Suk-san wan songkran! (Happy Songkran!)
It’s here. Oh boy, is it here.
Starting two days ago I was already getting hit with water trying to get to class. That will be the last time I drive or wear a white shirt for the next several days…I learned my lesson very quickly. And lost some face in the process going around town with a clinging, wet top. Farang (foreigner) fail.
Songkran is the Thai New Year/nationwide-days-long-water-fight. Naturally, those two things go together, right? Right. Songkran officially starts Friday and lasts through Monday. All I had been told was, “It’s crazy”. Well thank you, but that wasn’t very helpful in trying to prepare for what is currently going on outside my door:
Please note the giant Super Soaker poised and ready in the tuk tuk. I’m now wary of any moving vehicle passing by.
Though it’s not much, what I do know is:
- Songkran is the traditional Thai New Year
- Many people consider it a Buddhist festival, making a trip to a wat (temple) to pray, give alms and clean Buddha statues
- This is a time to also pay respect to your elders and receive blessings…
- And throw water on each other. Lots of water. Water from squirt guns, water from buckets, water from the moat and river… No one is safe – especially if you’re a blonde farang riding on your motorbike.
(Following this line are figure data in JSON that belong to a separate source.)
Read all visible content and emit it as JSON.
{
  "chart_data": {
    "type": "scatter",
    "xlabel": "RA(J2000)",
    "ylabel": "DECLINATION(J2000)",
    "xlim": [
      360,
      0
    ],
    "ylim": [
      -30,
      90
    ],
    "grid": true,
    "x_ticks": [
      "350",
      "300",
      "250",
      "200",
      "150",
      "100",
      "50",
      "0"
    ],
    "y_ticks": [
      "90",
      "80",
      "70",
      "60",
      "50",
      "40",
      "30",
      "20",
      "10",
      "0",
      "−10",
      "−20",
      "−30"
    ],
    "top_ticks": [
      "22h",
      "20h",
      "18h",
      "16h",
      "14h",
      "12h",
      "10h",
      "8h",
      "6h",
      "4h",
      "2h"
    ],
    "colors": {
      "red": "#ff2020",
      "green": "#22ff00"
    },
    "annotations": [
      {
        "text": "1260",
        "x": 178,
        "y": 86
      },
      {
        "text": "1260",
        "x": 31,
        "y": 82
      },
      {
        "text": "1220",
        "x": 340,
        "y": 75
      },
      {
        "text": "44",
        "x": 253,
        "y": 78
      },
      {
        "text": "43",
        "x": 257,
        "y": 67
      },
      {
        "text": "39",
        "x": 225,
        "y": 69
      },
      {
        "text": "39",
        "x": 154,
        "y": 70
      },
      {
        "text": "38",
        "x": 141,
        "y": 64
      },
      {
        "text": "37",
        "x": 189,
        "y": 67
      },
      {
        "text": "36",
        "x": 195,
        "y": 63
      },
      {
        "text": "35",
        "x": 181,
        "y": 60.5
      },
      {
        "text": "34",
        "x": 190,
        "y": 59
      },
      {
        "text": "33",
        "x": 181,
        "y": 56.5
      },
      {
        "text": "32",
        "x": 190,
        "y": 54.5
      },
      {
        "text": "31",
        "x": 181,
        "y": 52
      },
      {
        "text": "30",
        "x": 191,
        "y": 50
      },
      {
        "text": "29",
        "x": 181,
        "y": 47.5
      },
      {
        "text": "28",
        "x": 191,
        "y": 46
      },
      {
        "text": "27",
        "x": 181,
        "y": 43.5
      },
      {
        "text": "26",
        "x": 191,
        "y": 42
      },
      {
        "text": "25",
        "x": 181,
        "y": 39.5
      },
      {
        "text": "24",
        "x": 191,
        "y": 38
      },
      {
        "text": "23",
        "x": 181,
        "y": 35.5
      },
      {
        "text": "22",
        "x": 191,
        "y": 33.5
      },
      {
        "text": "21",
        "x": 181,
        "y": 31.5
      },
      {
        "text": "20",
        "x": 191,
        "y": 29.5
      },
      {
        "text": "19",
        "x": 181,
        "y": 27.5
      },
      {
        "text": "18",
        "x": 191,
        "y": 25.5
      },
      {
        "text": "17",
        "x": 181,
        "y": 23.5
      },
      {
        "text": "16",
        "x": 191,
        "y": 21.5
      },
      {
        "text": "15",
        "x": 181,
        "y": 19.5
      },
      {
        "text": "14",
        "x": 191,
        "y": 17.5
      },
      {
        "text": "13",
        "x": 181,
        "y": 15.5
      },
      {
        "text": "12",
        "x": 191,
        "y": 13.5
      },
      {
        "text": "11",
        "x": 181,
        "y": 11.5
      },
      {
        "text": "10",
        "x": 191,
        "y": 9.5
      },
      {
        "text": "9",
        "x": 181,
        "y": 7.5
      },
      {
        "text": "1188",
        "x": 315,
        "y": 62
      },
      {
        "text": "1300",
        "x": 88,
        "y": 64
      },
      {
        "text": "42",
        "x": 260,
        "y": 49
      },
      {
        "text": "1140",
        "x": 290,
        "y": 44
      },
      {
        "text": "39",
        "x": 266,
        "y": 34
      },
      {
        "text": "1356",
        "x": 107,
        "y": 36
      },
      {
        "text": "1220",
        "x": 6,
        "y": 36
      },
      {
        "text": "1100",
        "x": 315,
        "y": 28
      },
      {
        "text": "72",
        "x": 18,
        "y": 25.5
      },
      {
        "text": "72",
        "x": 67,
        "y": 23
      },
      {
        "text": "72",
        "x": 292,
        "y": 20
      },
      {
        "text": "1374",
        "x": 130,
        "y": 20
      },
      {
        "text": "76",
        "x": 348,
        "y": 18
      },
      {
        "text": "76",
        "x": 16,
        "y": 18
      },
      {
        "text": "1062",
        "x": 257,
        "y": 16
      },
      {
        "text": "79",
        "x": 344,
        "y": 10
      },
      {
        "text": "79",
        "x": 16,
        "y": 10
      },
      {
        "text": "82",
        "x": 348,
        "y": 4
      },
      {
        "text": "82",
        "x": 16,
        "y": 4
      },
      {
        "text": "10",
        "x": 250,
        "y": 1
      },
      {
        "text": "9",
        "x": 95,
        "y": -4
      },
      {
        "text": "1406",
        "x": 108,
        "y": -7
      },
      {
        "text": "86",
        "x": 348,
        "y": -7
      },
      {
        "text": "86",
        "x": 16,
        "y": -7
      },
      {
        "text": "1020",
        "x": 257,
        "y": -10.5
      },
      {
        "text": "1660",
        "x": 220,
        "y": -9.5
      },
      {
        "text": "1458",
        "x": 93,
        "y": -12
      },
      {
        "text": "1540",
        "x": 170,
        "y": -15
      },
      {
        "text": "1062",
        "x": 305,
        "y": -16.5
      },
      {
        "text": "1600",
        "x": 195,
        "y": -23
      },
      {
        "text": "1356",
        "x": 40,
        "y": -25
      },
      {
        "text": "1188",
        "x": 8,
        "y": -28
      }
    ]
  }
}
In fact, then you’re really not safe.
Traditionally the throwing of water was an act of blessing and cleansing to start off the new year. While I believe there is still an element of this, it has turned more into a time of letting loose and trying to beat the heat at the end of the hottest season. For the most part, Thai culture is pretty reserved and proper – that changes a bit during the holidays of Songkran or Loy Krathong (the picture you’ve seen on Pinterest of all the floating lanterns is part of Loy Krathong). During Loy Krathong you have to dodge rogue fireworks, now you have to dodge armed children and teenagers which, actually, is turning out to be more difficult.
Some tips for survival from the Tourism Authority of Thailand note that Songkran is “not for rigorous water war” – my already-soaked clothes, bag and books would beg to differ.
My plan is to fortify myself with a water gun and colored shirt (and probably some Sang Som) to brave the weekend…see you on the other side.